In all seriousness though, one confused respondent to Maher’s nefarity wrote, “Wait? Didn’t Maher support Obama?” We think that our political system, our partisan position, our bloc membership elevates us. Like my joke about a mini heart-Calvin, we believe that party membership changes our nature; that our country was not just voting for Obama, but was asking a Nobel-Peace-Prize-winning black man into our hearts. And like a sudden religious conversion, racism would become like The Many Faces of Ethyl to a newly minted ex-drunk. But politics make a weak soul-disinfectant.

This political gnosticism has a long and harried past. Karl Marx believed that, through the change of political systems, men could evolve their nature. “[Karl] Marx thus posits that his construct of the process of being (which comprises the historical process) represents reality. He takes the historical evolution of man into socialist man – which is part of his conceptual construct – and . . . he calls upon [men] . . . to enter into the system and undergo the evolution it prescribes” (Voegelin 2000, 274). Marx notwithstanding, there is no gnostic evolutionary ascension resulting from political change. A man’s mind does not suddenly cease its deleterious machination because a majority voted in America’s first black president.

Twitter, of course, erupted with delight, disgust, and defense (and sometimes delighted disgust—a sure sign of lingering bitterness). But the most telling of the many tweets was an actress tweeting to the world about an off-color joke Bill Maher told while partying at the Playboy mansion.

I love satire as much as any Twenty-something-listening-to-EDM-on-his-Beats-by-Dre-standing-in-line-at-the-Apple-Store loves his MacBook Pro, but this is satire-proof. It is a parody of itself.

“Wait.” I thought to myself. “You are telling me that crass jokes are uttered at… the Playboy mansion! What is the world coming to?” Here I am, beat to satire by reality.

Maher quips with bawdy shock-mockery because he is a mocker and a bawd. Bawdy humor is not always bad. There was a knock-knock joke era at the Farley table. And the interrupting cow was all the rage.

Knock Knock.
Who’s there?
The interrupting cow.
The interrupting–
MOO!

My four-year-old son began his jocundity from his sister-inherited teal and pink booster seat.

Knock Knock.
Who’s there?
The interrupting nudist cow.

And he stood on his booster, turned around, and mooned the family.

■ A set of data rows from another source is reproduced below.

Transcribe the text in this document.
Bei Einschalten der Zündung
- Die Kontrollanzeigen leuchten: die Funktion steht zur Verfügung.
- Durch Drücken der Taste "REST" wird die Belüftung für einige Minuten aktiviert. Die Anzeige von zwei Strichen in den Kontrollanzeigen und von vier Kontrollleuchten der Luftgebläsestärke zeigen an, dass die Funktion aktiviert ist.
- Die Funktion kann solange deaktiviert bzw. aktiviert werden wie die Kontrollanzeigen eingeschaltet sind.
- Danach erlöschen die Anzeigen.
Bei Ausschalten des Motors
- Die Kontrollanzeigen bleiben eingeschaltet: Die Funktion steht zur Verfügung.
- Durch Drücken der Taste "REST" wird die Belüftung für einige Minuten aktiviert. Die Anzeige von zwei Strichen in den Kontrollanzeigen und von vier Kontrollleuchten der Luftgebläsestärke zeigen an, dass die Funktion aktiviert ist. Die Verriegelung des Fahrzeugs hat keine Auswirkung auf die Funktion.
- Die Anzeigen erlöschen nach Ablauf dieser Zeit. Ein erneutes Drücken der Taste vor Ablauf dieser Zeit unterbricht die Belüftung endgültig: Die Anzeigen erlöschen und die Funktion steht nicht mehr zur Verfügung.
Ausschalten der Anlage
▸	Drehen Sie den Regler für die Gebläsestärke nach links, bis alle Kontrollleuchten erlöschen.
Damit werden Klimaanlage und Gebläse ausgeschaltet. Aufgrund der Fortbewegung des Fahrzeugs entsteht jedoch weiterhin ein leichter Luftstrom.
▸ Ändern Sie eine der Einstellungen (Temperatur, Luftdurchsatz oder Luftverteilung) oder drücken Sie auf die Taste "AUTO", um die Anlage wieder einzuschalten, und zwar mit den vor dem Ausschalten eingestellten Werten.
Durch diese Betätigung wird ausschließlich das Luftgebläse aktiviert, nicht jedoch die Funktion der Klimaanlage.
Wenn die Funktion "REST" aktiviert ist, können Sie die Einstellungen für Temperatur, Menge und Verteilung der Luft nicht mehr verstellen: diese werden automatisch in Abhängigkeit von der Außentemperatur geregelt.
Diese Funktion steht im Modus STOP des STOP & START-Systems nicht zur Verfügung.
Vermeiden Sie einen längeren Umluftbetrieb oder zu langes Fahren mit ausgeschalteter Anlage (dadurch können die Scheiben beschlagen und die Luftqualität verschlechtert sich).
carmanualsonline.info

It was many minutes before anyone recovered.

But shock comedy that casually mocks the plight of slaves is abhorrent. We are called by God to follow Jesus, bearing the burdens of the weak and trodden down, not mock their trouble. Comedy up the chain can help you keep a hold on your humanity. Comedy down the chain dehumanizes both the mocker and the mocked.

There are calls to fire Maher for this bad (as in bursting at the sinful seams) joke. I’m not generally a head-on-a-pike type of guy. HBO can do what it wants. But I would fire him for not being funny. The conformist convention that offense is funny is terribly blasé. It’s boring. Crossing cultural boundaries for laughs is played out, weary, tedious, old fashioned.

We need to be forward thinking. We need fresh comedians. The comedic arts are a worthy end. Kids ought to know that comedian, though an incredibly difficult calling, is a worthy calling. The future of the art depends upon it. If they are leaning that way, I would suggest Dogs Don’t Tell Jokes by Louis Sachar.

But the most important thing that anyone leaning towards comedy needs to know is that your art will flow from who you are. If you want to be a better artist, become a better person. Get a solid education. Absorb industriousness. Learn to put other people first. Put cynicism and all other works of the flesh to death. And leave no rooms for idols. Idols cannot laugh. And those who make them become like them.

Footnotes

1. OK, OK. Shakespeare was funny. His jokes just go over our heads because we lack a grasp of Elizabethan vocabulary. This is really an argument based on our perceptions of Shakespeare not being funny. Which ought to be blamed on the people that have turned Shakespeare into a field of study who all have PhD’s in TooSerious. (My editor made me put in this footnote.)

Voegelin, Eric. 2000. Modernity without Restraint: The Collected Works of Eric Voegelin.  Ed. Manfred Henmingsen. Vol. 5. Columbia, MO: University of Missouri Press.